While US tariffs are predicted to slow global trade growth, they are not expected to stop it. Before the current wave of tariff increases (in January 2025), global goods trade volume was forecast to grow at a 3.1% annualized rate over the 2025 to 2029 period – since downgraded to 2.5%. North America experienced the steepest downgrade, with projections falling from 2.7% in January 2025 to just 1.5% by September. Most other regions experienced smaller downward revisions.

But forecasts were upgraded for South & Central America and the Caribbean, as well as the Middle East and North Africa. Most countries in these regions face relatively small US tariff increases, and Middle East trade is expected to benefit from increased oil production and exports.

The Tracker also revealed that, in the first half of 2025, international trade grew faster than in any half-year since 2010, excluding the pandemic rebound. US imports surged early in 2025 as buyers rushed to frontload purchases ahead of tariff hikes. China fully offset declining exports to the US with increased shipments to the Association of Southeast Asian Nations region, while also substantially growing its exports to Africa, the EU, and other markets. Even after the frontloading wave in the US subsided, global trade volumes remained above prior-year levels.

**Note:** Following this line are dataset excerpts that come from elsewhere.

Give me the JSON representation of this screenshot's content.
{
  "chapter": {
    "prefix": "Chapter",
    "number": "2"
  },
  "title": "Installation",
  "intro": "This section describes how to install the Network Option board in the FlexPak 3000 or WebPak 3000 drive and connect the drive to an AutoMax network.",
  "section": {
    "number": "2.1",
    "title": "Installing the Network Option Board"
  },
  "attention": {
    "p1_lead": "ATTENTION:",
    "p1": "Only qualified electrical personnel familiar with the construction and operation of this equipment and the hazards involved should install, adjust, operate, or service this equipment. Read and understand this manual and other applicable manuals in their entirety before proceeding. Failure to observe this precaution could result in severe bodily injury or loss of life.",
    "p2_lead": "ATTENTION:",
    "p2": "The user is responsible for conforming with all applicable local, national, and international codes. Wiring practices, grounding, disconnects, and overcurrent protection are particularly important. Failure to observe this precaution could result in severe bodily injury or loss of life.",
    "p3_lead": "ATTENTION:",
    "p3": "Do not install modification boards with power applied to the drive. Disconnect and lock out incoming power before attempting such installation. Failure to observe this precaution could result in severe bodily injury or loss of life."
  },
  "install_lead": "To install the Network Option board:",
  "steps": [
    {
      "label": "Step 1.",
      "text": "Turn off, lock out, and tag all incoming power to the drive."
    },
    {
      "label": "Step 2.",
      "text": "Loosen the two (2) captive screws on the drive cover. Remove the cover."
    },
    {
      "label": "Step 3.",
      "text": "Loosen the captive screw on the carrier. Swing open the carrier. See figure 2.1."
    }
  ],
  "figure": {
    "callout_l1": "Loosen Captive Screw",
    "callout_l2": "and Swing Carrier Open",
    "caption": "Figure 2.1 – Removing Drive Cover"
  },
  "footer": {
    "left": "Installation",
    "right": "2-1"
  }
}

Data on international corporate investment during the first half of 2025 were mixed, but they underscore the general resilience of global business. There was no evidence that companies were redirecting investment from foreign to domestic markets. The cross-border share of M&A deals, for example, remained largely unchanged. However, uncertainty did appear to deter some cross-border investment, especially smaller transactions and new investments during the second quarter of 2025.

Prof. Steven A. Altman, director of the DHL Initiative on Globalization at NYU Stern’s Center for the Future of Management, commented: “Trade and international business investment trends so far in 2025 do not support the view that globalization has gone into reverse. While it would be a mistake to disregard current policy threats to globalization, companies are not generally pulling back from international markets, trade is crossing the longest average distance on record, and geopolitical conflicts have reshaped only a small fraction of the world’s international activity. The latest data show companies managing the risks and opportunities of a connected world rather than retreating to within countries or regions.”

Despite 2024 marking the highest number of active global conflicts since World War II, the DHL Global Connectedness Tracker shows no major split of the world economy between rival geopolitical blocs. While direct US–China ties continue to weaken and Russia is largely disconnected from Western-aligned economies, the world as a whole has not substantially reoriented its business ties along geopolitical lines – at least not yet.

Moreover, contrary to popular belief, the DHL Global Connectedness Tracker indicates that trade is not becoming more regional. In fact, the average distance that traded goods travelled rose to a new record of about 5,000km during the first half of 2025. The share of trade within major world regions fell to a record low of 51%.

The report also measures the wider phenomenon of globalization based on trade, capital, information, and people flows. It uses a scale running from 0% (no flows across national borders) to 100% (borders and distance have no impacts). Currently, the global level stands at 25% – nearly unchanged since its record high in 2022.